J Ultrasound Med. 2022 Sep 5. doi: 10.1002/jum.16091. Online ahead of print.
OBJECTIVES: We aimed to decrease barriers to acquiring Point of Care Ultrasound (POCUS) knowledge among attending physicians and improve the safety of trainee POCUS use through a novel flexible and cognitive based curriculum.
METHODS: We developed three educational pathways using varied approaches to educational delivery: a novel and asynchronous cognitive curriculum to allow Educational Supervision, a hands-on pathway for Limited Practice, and a more robust pathway for Independent Practice and credentialing.
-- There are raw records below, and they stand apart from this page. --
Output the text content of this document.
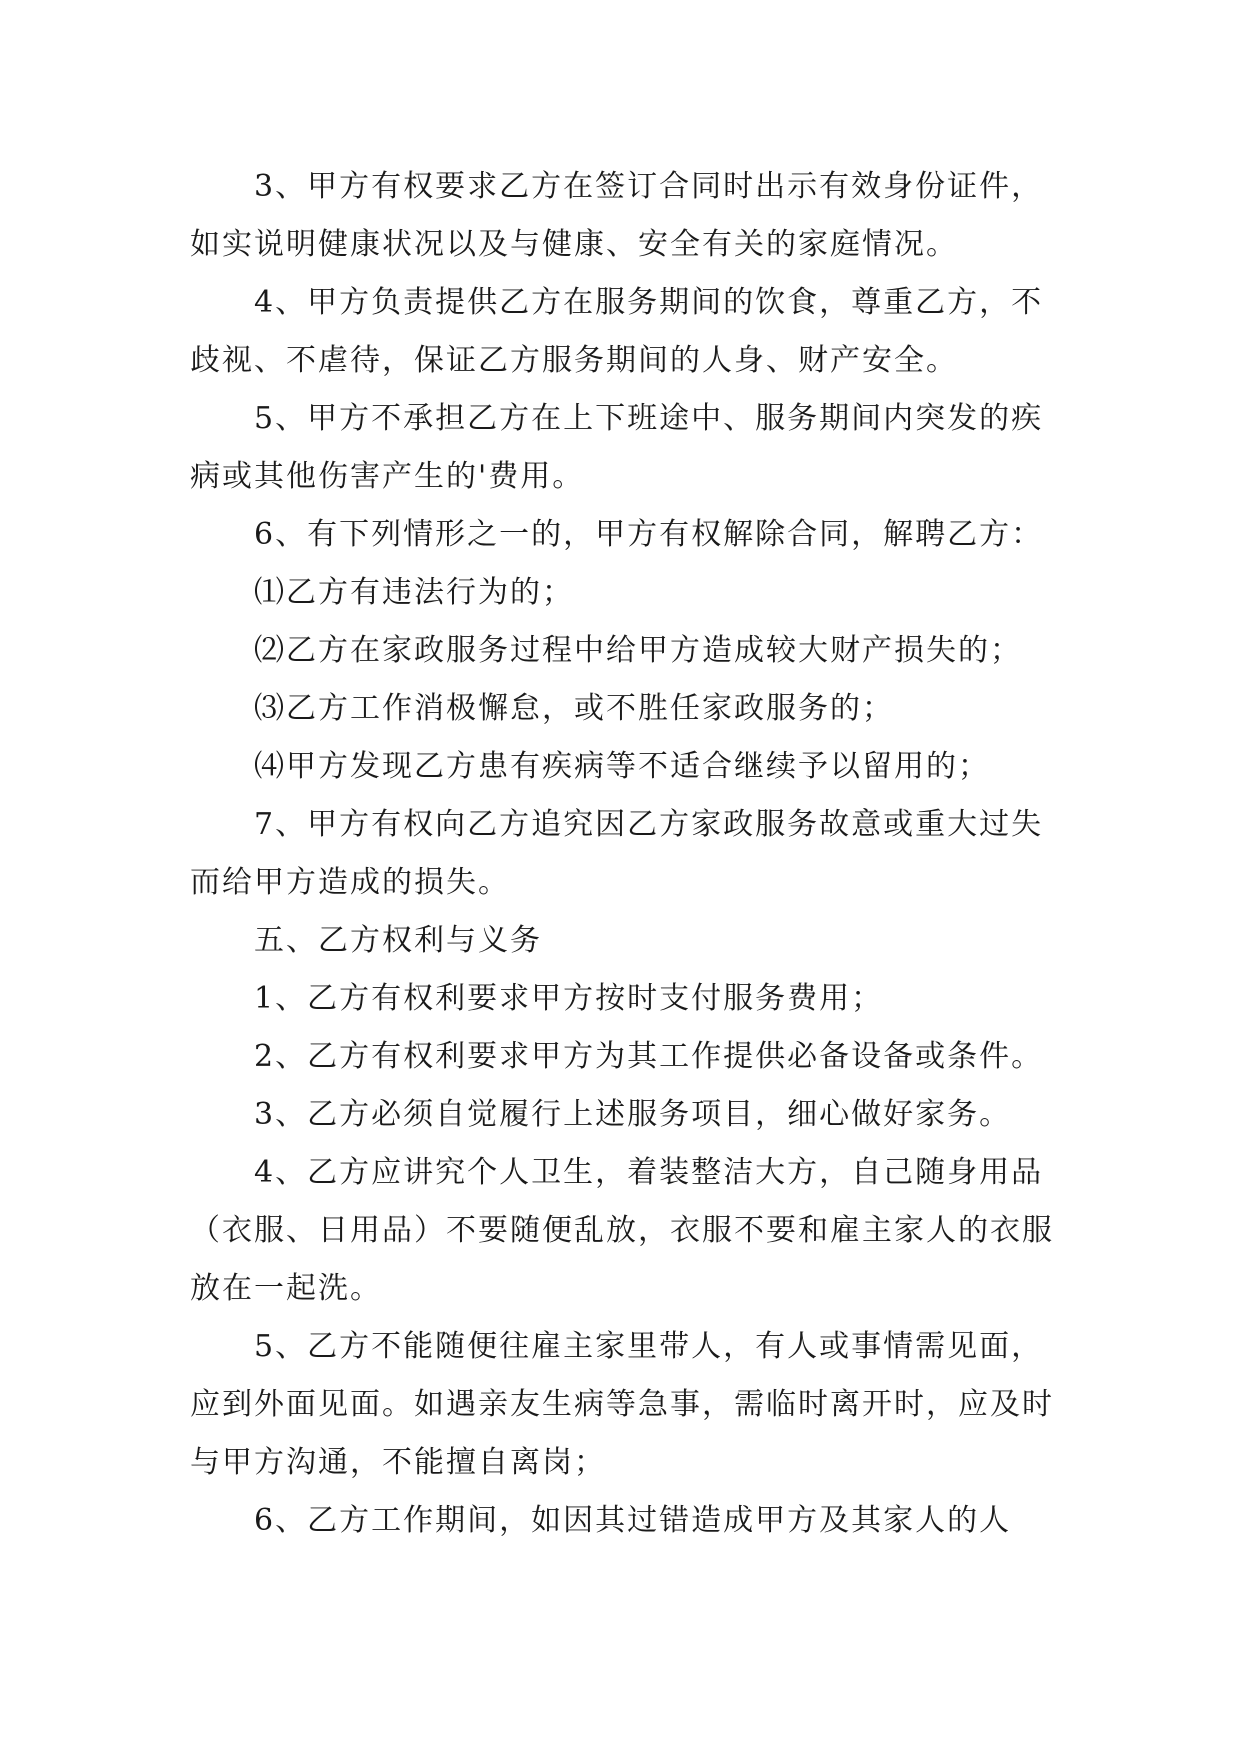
3、甲方有权要求乙方在签订合同时出示有效身份证件，如实说明健康状况以及与健康、安全有关的家庭情况。

4、甲方负责提供乙方在服务期间的饮食，尊重乙方，不歧视、不虐待，保证乙方服务期间的人身、财产安全。

5、甲方不承担乙方在上下班途中、服务期间内突发的疾病或其他伤害产生的'费用。

6、有下列情形之一的，甲方有权解除合同，解聘乙方：

⑴乙方有违法行为的；

⑵乙方在家政服务过程中给甲方造成较大财产损失的；

⑶乙方工作消极懈怠，或不胜任家政服务的；

⑷甲方发现乙方患有疾病等不适合继续予以留用的；

7、甲方有权向乙方追究因乙方家政服务故意或重大过失而给甲方造成的损失。

五、乙方权利与义务

1、乙方有权利要求甲方按时支付服务费用；

2、乙方有权利要求甲方为其工作提供必备设备或条件。

3、乙方必须自觉履行上述服务项目，细心做好家务。

4、乙方应讲究个人卫生，着装整洁大方，自己随身用品（衣服、日用品）不要随便乱放，衣服不要和雇主家人的衣服放在一起洗。

5、乙方不能随便往雇主家里带人，有人或事情需见面，应到外面见面。如遇亲友生病等急事，需临时离开时，应及时与甲方沟通，不能擅自离岗；

6、乙方工作期间，如因其过错造成甲方及其家人的人
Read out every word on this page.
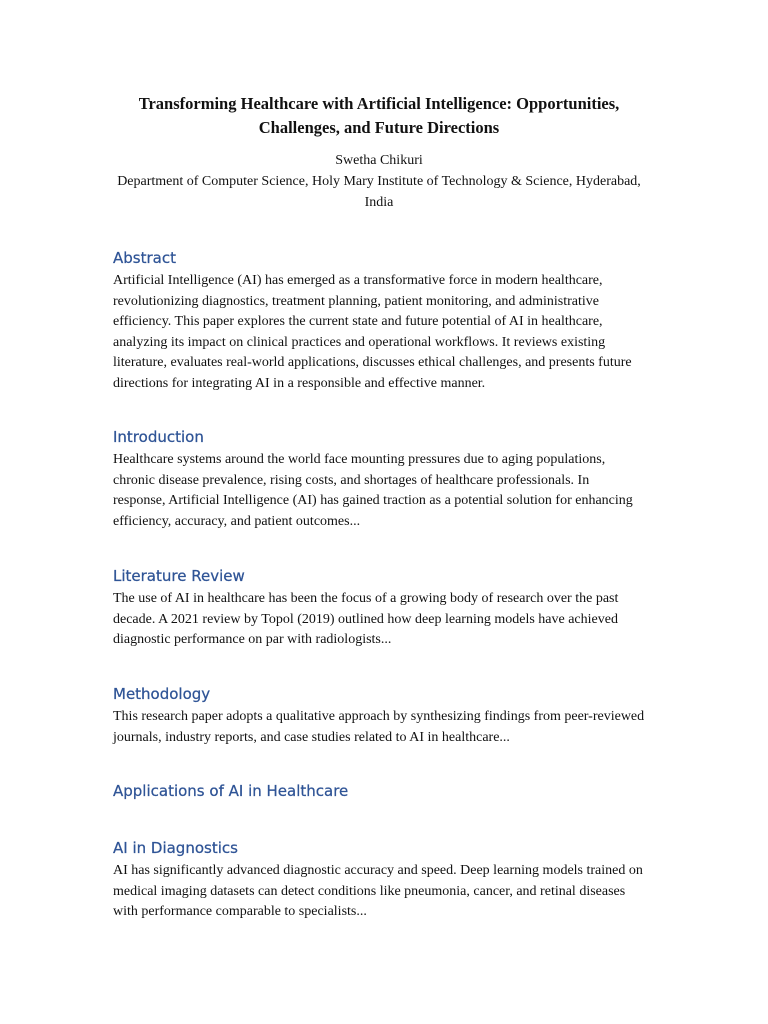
Transforming Healthcare with Artificial Intelligence: Opportunities, Challenges, and Future Directions
Swetha Chikuri
Department of Computer Science, Holy Mary Institute of Technology & Science, Hyderabad, India
Abstract

Artificial Intelligence (AI) has emerged as a transformative force in modern healthcare, revolutionizing diagnostics, treatment planning, patient monitoring, and administrative efficiency. This paper explores the current state and future potential of AI in healthcare, analyzing its impact on clinical practices and operational workflows. It reviews existing literature, evaluates real-world applications, discusses ethical challenges, and presents future directions for integrating AI in a responsible and effective manner.

Introduction

Healthcare systems around the world face mounting pressures due to aging populations, chronic disease prevalence, rising costs, and shortages of healthcare professionals. In response, Artificial Intelligence (AI) has gained traction as a potential solution for enhancing efficiency, accuracy, and patient outcomes...

Literature Review

The use of AI in healthcare has been the focus of a growing body of research over the past decade. A 2021 review by Topol (2019) outlined how deep learning models have achieved diagnostic performance on par with radiologists...

Methodology

This research paper adopts a qualitative approach by synthesizing findings from peer-reviewed journals, industry reports, and case studies related to AI in healthcare...

Applications of AI in Healthcare
AI in Diagnostics

AI has significantly advanced diagnostic accuracy and speed. Deep learning models trained on medical imaging datasets can detect conditions like pneumonia, cancer, and retinal diseases with performance comparable to specialists...
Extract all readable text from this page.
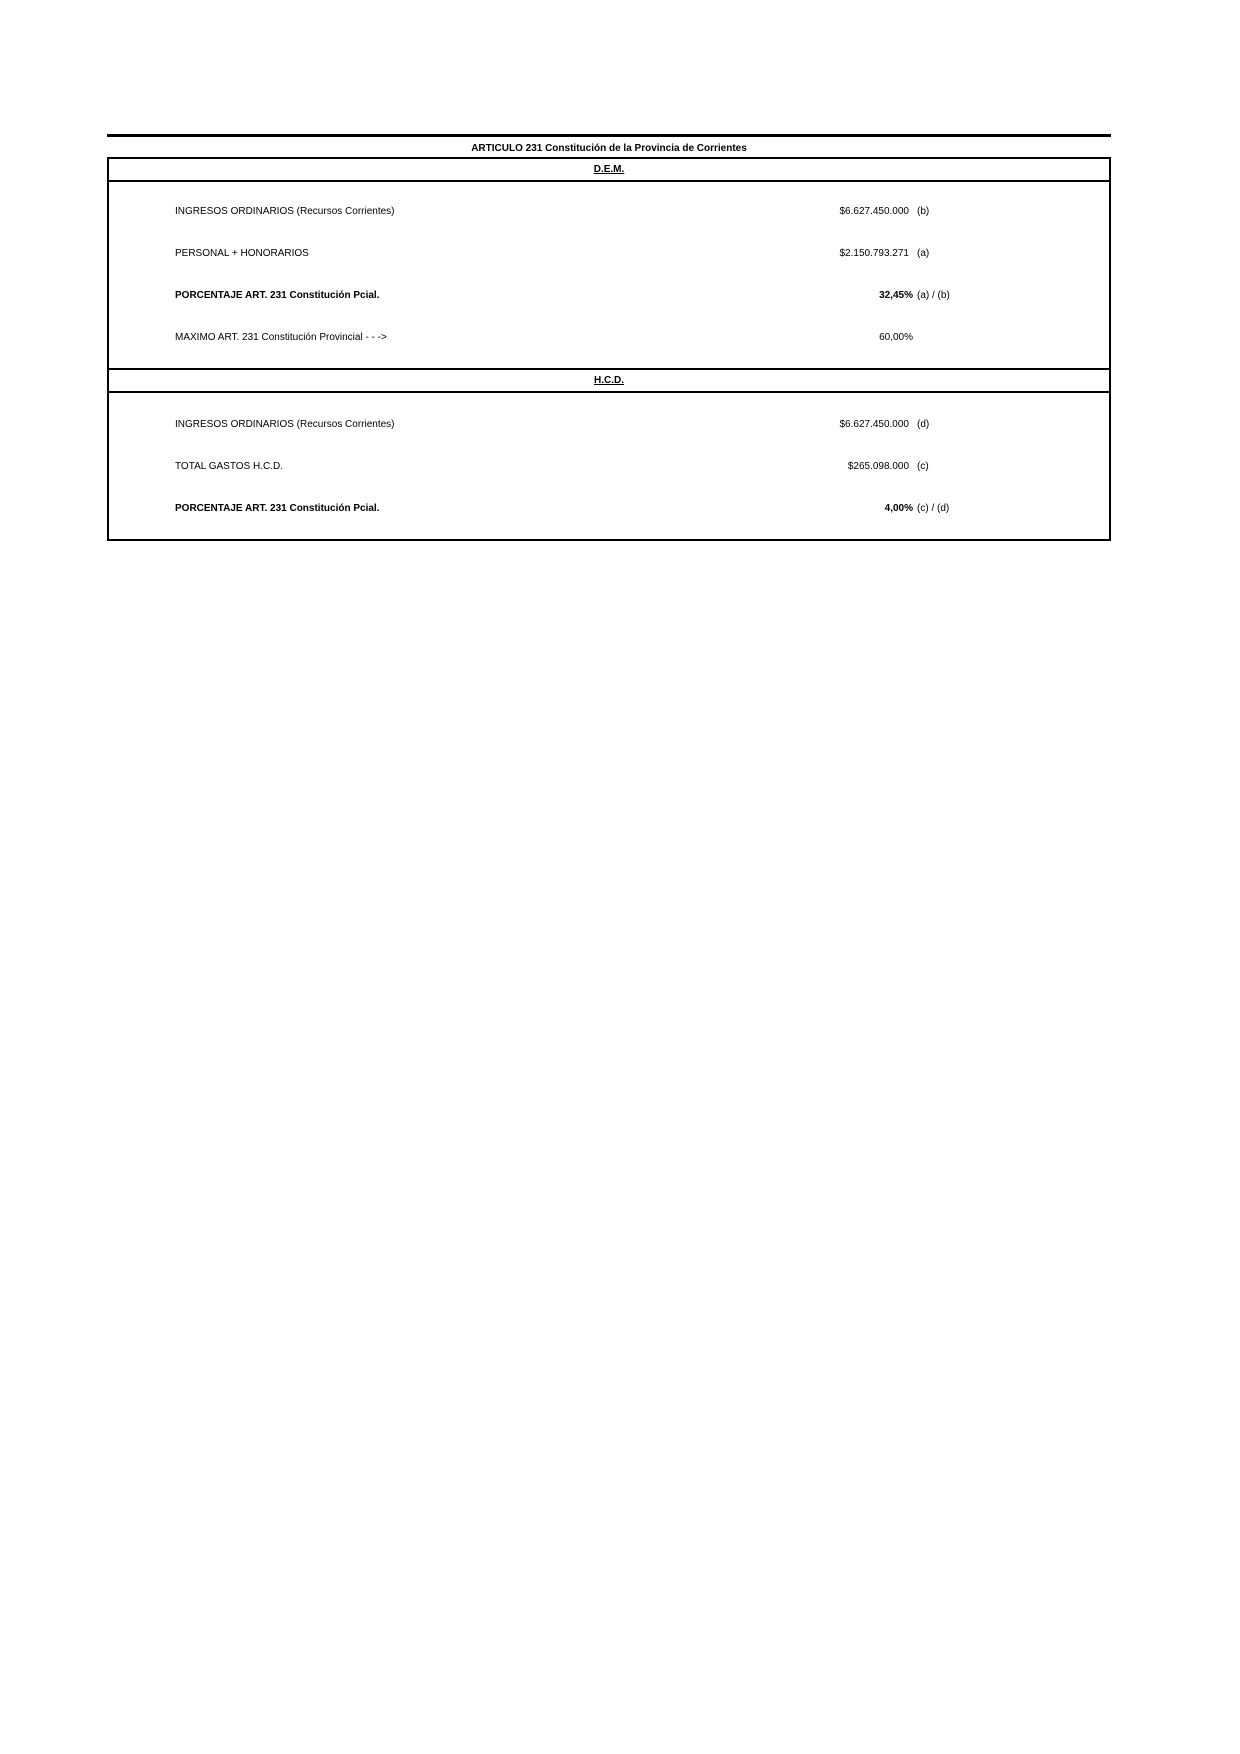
ARTICULO 231 Constitución de la Provincia de Corrientes
D.E.M.
INGRESOS ORDINARIOS (Recursos Corrientes)	$6.627.450.000 (b)
PERSONAL + HONORARIOS	$2.150.793.271 (a)
PORCENTAJE ART. 231 Constitución Pcial.	32,45% (a) / (b)
MAXIMO ART. 231 Constitución Provincial - - ->	60,00%
H.C.D.
INGRESOS ORDINARIOS (Recursos Corrientes)	$6.627.450.000 (d)
TOTAL GASTOS H.C.D.	$265.098.000 (c)
PORCENTAJE ART. 231 Constitución Pcial.	4,00% (c) / (d)
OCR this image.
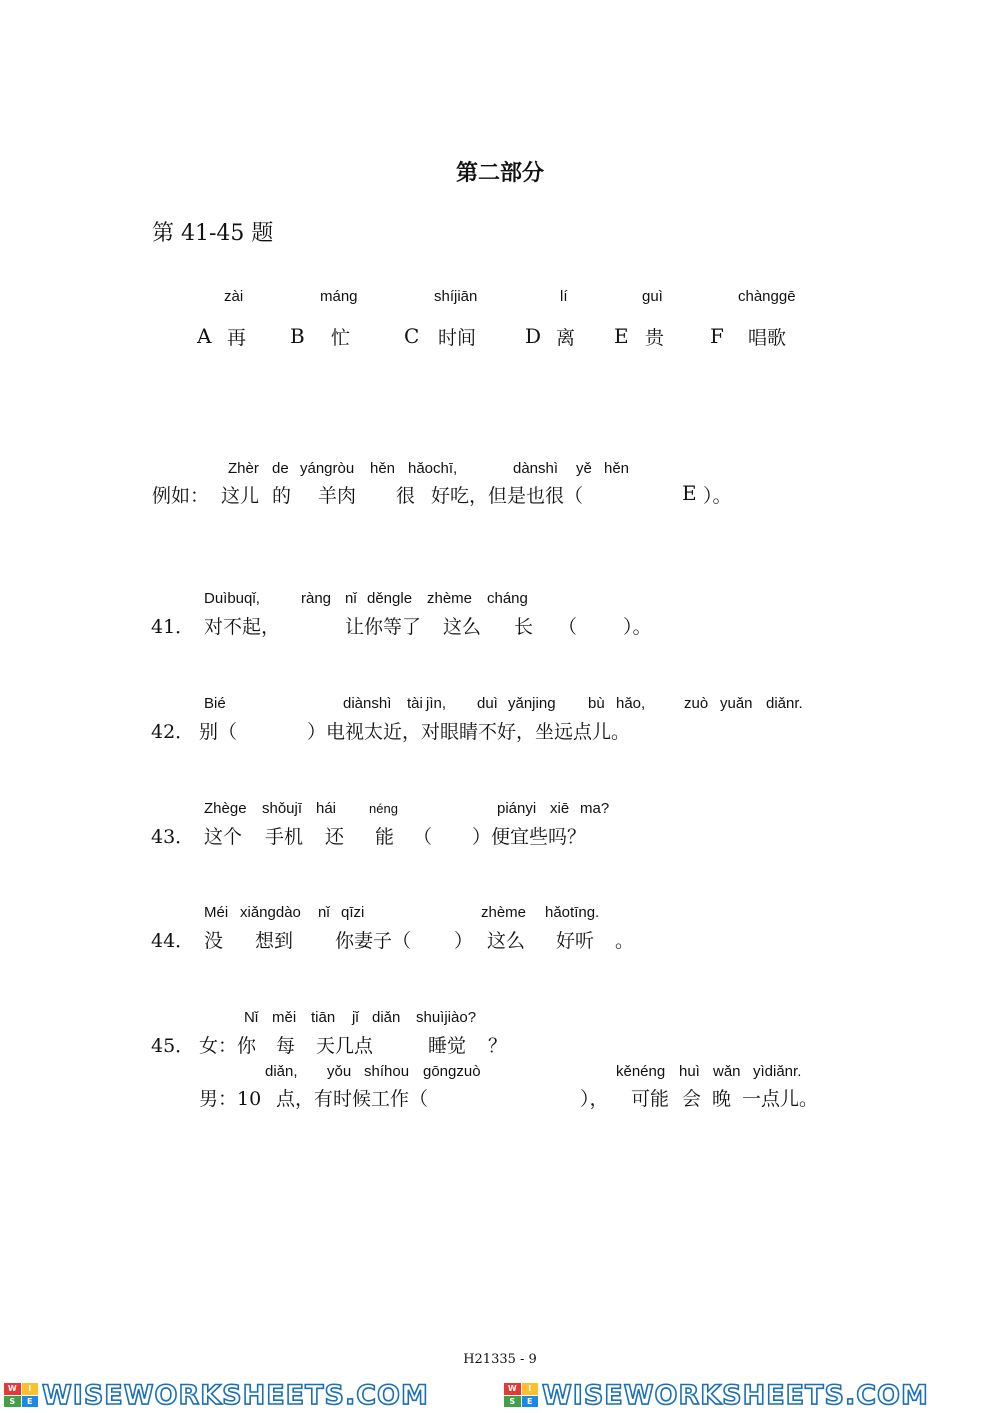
第二部分
第 41-45 题
zài	máng	shíjiān	lí	guì	chànggē
A 再 B 忙	C 时间 D 离 E 贵 F 唱歌
Zhèr de yángròu hěn hǎochī,	dànshì yě hěn
例如： 这儿 的 羊肉 很 好吃，但是也很（	E ）。
Duìbuqǐ,	ràng nǐ děngle zhème cháng
41． 对不起，	让你等了 这么 长 （ ）。
Bié	diànshì tài jìn, duì yǎnjing bù hǎo,	zuò yuǎn diǎnr.
42． 别（	）电视太近，对眼睛不好，坐远点儿。
Zhège shǒujī hái	néng	piányi xiē ma?
43． 这个 手机 还 能 （ ）便宜些吗？
Méi xiǎngdào nǐ qīzi	zhème hǎotīng.
44． 没 想到 你妻子（ ） 这么 好听 。
Nǐ měi tiān jǐ diǎn shuìjiào?
45． 女：你 每 天几点	睡觉 ？
diǎn, yǒu shíhou gōngzuò	kěnéng huì wǎn yìdiǎnr.
男：10 点，有时候工作（	）， 可能 会 晚 一点儿。
H21335 - 9
W	I
S	E WISEWORKSHEETS.COM	W	I
S	E WISEWORKSHEETS.COM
RESULTS: From November 2018 through June 2021, 102 of 116 hospitalists engaged in some portion of the curriculum. Twenty-four completed the Educational Supervision pathway, 31 completed the Limited Practice pathway, and 17 enrolled in the Independent Practice pathway with three achieving independent practice. Faculty who completed the Educational Supervision pathway had improved scores on a comprehensive POCUS knowledge assessment, 43.5% [95% Confidence Interval (CI) 38.2-48.8] versus 72.0% [95% CI 65.2-78.8], P < .001. Junior faculty were more likely to engage in the supervision pathway and senior faculty were more likely to complete an intensive course to complete the Limited Practice pathway.
CONCLUSIONS: A flexible, cognitive focused POCUS curriculum was effective in creating high levels of engagement, and a cognitive only curriculum resulted in significant improvement in hospitalists' POCUS knowledge without hands on training. Finally, we found that hospitalist engagement in the curriculum did not follow the lowest barrier to entry or time commitment and engagement varied by time in practice. Training faculty to independent practice remains a substantial challenge.